If the post-cutover health check failed:
# 1. Pause on green
psql -h pgbouncer -p 6432 -d pgbouncer -c "PAUSE app;"
# 2. Re-create subscription on BLUE pointing at GREEN (reverse direction)
# This is fast because we kept the WAL on blue with a slot
psql -h blue -c "CREATE SUBSCRIPTION app_rollback ..."
# 3. Wait for blue to catch up (any writes that hit green during the failure window)
# 4. Flip PgBouncer back to blue
# 5. Resume
We tested this end-to-end in staging. The reverse cutover took 41 seconds.
| Metric | Before | After |
|---|
| Postgres version | 14.10 | 16.2 |
| Primary cutover blackout | n/a | 27s |
| Read traffic blackout | 0s | 0s |
| Replication slot retention WAL | 4 GB | 0 |
| Total project elapsed | n/a | 8 weeks |
| Total engineer-hours | n/a | ~140h |
- Logical replication > physical for blue/green. Physical ties you to identical versions; logical lets you migrate across major versions.

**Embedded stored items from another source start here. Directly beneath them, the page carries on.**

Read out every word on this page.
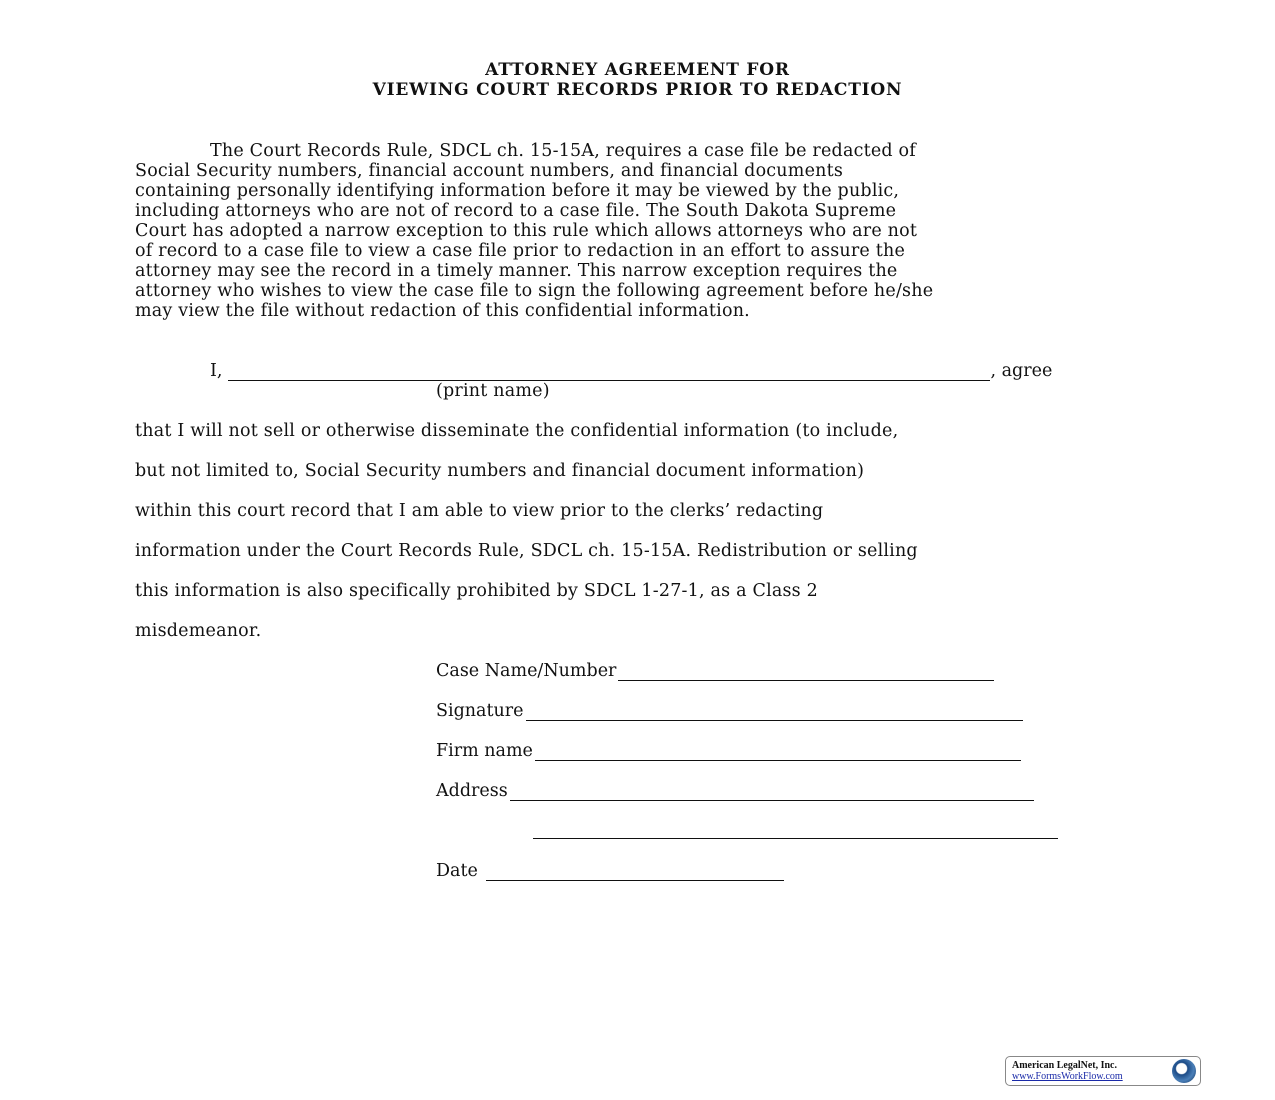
ATTORNEY AGREEMENT FOR
VIEWING COURT RECORDS PRIOR TO REDACTION
The Court Records Rule, SDCL ch. 15-15A, requires a case file be redacted of
Social Security numbers, financial account numbers, and financial documents
containing personally identifying information before it may be viewed by the public,
including attorneys who are not of record to a case file. The South Dakota Supreme
Court has adopted a narrow exception to this rule which allows attorneys who are not
of record to a case file to view a case file prior to redaction in an effort to assure the
attorney may see the record in a timely manner. This narrow exception requires the
attorney who wishes to view the case file to sign the following agreement before he/she
may view the file without redaction of this confidential information.
I,	, agree
(print name)
that I will not sell or otherwise disseminate the confidential information (to include,
but not limited to, Social Security numbers and financial document information)
within this court record that I am able to view prior to the clerks’ redacting
information under the Court Records Rule, SDCL ch. 15-15A. Redistribution or selling
this information is also specifically prohibited by SDCL 1-27-1, as a Class 2
misdemeanor.
Case Name/Number
Signature
Firm name
Address
Date
American LegalNet, Inc.
www.FormsWorkFlow.com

- Pre-bump sequences. Cheaper than the alternative.
- Shadow traffic for at least a week. Real production queries find bugs your test suite never will.
- Practice the rollback in staging. A rollback path you've never executed is not a rollback path.
- Budget for the slowest in-flight transaction. Your blackout window is bounded below by it.
- Announce in Slack at every step. Future-you reading the timeline will thank you.
For databases under ~100 GB with a forgiving maintenance window, plain pg_upgrade --link in 5 minutes is fine. The complexity of logical replication is justified when downtime is more expensive than weeks of engineering.
For us at 3.2 TB and 8k connections, that math was easy. Your numbers may differ — but the questions to ask are the same.